MEMPHIS, Tenn. — It is been the talk all across the country - the heat. Dozens of states have been impacted by heat waves. Unfortunately for the Mid-South, it is not letting up any time soon.
While we find ways to cool down, staying hydrated is important for our bodies.
We know it is coming, but we’re never fully prepared mentally.
“The key is hydrate, hydrate, hydrate, hydrate,” said Dr. Dale Criner, Methodist Hospital Emergency Department Medical Director.
As temperatures go up, your water in the body goes down.
“If you're out and you're working hard in this kind of heat, you're going to lose a lot more fluids a lot quicker. So you're going to be more prone to dehydration,” said Dr. Criner.
Some are impacted more, such as our older population, those on certain medications, and small children.
“They don't have the ability to know when to remove themselves from the heat, nor do they have the capability from their body standpoint to protect themselves,” said Dr. Criner.

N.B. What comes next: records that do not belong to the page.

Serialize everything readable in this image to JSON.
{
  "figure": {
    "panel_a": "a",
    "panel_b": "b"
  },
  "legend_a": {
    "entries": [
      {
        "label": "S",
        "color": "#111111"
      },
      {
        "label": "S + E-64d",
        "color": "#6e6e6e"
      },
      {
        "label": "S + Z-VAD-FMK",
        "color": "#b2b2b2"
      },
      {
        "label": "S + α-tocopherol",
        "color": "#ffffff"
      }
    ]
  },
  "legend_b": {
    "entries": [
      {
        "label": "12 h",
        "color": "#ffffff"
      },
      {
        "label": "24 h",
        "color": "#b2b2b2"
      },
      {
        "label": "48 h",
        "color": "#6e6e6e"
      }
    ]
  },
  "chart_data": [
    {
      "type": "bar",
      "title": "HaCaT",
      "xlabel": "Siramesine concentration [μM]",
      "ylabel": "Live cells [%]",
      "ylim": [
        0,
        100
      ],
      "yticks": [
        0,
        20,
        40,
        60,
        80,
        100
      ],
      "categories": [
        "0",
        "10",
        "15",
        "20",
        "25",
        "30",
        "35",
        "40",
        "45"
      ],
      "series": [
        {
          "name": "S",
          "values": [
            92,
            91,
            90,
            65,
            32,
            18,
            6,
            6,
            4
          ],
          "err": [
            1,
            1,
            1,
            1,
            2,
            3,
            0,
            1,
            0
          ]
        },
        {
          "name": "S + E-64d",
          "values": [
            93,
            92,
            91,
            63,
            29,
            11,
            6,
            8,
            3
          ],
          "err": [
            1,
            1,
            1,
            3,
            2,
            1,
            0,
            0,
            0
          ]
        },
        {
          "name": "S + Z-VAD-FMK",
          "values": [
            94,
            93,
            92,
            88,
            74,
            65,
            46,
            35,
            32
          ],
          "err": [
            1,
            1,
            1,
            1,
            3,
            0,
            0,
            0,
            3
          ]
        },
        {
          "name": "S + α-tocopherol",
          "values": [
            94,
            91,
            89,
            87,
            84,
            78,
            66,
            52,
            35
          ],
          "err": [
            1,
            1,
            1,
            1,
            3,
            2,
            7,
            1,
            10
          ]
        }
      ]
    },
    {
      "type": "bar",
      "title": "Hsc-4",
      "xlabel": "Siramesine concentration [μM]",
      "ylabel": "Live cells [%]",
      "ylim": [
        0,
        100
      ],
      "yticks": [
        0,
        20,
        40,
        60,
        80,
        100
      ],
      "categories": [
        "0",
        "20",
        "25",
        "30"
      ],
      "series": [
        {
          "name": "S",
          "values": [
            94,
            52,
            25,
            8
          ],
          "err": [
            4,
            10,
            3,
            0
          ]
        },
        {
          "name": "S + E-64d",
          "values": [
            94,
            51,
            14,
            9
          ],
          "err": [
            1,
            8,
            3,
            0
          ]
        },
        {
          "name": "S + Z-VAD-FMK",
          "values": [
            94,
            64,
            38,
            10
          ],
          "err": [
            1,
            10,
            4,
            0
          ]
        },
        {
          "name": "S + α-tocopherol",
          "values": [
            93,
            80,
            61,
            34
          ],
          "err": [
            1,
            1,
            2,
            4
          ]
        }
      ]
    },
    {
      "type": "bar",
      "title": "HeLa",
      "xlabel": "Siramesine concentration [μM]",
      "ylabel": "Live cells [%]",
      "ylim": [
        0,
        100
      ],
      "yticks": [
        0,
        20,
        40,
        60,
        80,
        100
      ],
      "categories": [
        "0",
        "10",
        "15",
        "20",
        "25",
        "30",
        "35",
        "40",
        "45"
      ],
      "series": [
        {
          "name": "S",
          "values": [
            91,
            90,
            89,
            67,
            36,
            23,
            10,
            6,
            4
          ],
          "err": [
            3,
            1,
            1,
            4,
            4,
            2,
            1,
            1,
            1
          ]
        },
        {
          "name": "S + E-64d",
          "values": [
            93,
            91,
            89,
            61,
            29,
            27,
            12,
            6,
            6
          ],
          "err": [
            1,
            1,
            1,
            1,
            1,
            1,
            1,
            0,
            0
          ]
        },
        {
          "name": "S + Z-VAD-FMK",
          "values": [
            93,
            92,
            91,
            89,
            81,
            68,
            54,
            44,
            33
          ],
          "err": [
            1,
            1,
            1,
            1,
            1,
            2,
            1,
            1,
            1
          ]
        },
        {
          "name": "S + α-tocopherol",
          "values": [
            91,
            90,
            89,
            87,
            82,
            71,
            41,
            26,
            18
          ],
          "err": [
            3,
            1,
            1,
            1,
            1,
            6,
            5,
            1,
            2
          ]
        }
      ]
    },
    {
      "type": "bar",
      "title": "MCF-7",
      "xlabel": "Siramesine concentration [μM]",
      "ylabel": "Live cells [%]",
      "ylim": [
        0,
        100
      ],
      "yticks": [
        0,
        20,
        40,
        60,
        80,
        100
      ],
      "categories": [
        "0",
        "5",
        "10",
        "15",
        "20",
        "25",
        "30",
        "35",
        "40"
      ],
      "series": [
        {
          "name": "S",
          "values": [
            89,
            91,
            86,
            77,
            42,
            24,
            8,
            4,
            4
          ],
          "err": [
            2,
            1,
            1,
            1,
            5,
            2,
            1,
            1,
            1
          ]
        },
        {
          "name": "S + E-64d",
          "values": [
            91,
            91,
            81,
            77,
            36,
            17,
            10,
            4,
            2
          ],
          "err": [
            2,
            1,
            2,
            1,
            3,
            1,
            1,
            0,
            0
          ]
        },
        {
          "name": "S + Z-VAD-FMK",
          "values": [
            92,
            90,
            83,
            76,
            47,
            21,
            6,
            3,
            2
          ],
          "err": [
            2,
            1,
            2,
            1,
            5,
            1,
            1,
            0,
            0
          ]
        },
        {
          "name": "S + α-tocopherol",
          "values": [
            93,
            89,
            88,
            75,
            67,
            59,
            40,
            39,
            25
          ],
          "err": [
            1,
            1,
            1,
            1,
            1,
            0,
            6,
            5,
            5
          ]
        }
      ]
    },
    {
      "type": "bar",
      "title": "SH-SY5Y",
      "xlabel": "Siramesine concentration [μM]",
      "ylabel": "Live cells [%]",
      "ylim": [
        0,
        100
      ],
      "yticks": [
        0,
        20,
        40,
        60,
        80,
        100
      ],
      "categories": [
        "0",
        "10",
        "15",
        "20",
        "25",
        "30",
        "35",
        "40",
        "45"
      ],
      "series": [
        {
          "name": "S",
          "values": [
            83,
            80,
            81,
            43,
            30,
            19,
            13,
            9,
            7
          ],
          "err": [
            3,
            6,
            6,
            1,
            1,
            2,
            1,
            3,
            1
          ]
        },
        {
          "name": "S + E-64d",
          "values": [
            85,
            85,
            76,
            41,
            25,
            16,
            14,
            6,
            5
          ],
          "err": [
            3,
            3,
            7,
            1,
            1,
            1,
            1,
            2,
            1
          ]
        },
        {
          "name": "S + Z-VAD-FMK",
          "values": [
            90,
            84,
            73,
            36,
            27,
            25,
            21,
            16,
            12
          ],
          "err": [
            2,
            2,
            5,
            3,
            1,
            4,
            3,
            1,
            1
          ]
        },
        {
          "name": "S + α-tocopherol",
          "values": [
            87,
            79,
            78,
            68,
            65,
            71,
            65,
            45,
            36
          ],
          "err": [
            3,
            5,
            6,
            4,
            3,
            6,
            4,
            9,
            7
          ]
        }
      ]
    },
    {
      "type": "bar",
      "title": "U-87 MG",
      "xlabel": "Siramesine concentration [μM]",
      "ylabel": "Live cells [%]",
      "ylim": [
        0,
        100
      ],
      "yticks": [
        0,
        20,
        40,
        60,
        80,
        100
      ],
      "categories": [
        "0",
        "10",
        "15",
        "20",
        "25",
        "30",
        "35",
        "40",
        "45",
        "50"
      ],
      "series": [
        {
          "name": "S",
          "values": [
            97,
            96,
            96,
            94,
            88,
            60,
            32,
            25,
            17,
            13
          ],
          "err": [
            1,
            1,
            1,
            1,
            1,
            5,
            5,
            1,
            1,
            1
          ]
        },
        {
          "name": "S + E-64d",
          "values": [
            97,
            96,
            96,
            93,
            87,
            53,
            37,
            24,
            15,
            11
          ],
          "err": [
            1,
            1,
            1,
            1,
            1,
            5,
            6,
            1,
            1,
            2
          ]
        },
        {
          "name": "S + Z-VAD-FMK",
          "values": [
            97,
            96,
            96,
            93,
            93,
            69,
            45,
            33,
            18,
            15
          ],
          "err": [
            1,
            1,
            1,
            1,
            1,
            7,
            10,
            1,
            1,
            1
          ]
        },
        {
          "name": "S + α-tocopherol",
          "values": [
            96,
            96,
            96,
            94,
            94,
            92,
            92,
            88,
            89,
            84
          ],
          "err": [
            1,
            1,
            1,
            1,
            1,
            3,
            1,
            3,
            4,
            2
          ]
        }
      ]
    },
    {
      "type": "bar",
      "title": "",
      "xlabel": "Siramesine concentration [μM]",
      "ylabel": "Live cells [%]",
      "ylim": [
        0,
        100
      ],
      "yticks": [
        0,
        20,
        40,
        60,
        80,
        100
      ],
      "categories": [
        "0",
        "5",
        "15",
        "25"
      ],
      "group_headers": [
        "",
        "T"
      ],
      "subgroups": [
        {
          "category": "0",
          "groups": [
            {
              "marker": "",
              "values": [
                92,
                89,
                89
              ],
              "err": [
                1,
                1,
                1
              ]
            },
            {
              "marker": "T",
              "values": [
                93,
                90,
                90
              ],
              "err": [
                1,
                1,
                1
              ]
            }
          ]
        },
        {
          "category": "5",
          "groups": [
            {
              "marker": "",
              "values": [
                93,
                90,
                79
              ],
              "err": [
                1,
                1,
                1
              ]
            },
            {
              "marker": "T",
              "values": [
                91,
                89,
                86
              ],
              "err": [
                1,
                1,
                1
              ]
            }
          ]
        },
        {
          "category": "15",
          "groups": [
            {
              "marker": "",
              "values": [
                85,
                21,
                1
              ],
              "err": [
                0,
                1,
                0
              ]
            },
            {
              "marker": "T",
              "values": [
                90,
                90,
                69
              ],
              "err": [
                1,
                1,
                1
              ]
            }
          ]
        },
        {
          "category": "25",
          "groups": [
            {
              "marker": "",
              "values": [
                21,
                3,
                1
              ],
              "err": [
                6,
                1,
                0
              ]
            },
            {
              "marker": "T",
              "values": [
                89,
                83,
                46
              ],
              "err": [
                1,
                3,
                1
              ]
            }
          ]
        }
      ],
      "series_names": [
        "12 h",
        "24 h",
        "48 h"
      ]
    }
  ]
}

What exactly happens to our bodies to make us dehydrated?
“As you sweat, you start to lose those electrolytes and your salt level within your body actually kind of goes up the more that you get dehydrated because you're losing water, right,” said Dr. Criner. “It's important whenever you're out in the heat like this to be drinking really a cup of water every 15 to 20 minutes.”
While many may still have day-to-day activities that require being out in the heat, it’s important to take these weather conditions seriously.
“It's important that people know that this is really no joke. You know, this is really serious. This is deadly. So, you can't take it for granted. You absolutely have to stay hydrated. You have to take breaks. Avoid the heat when possible,” said Dr. Criner.
He said some symptoms to look out for are sweating, fatigue, muscle cramps, shortness of breath, lightheaded, and altered mental state or confusion.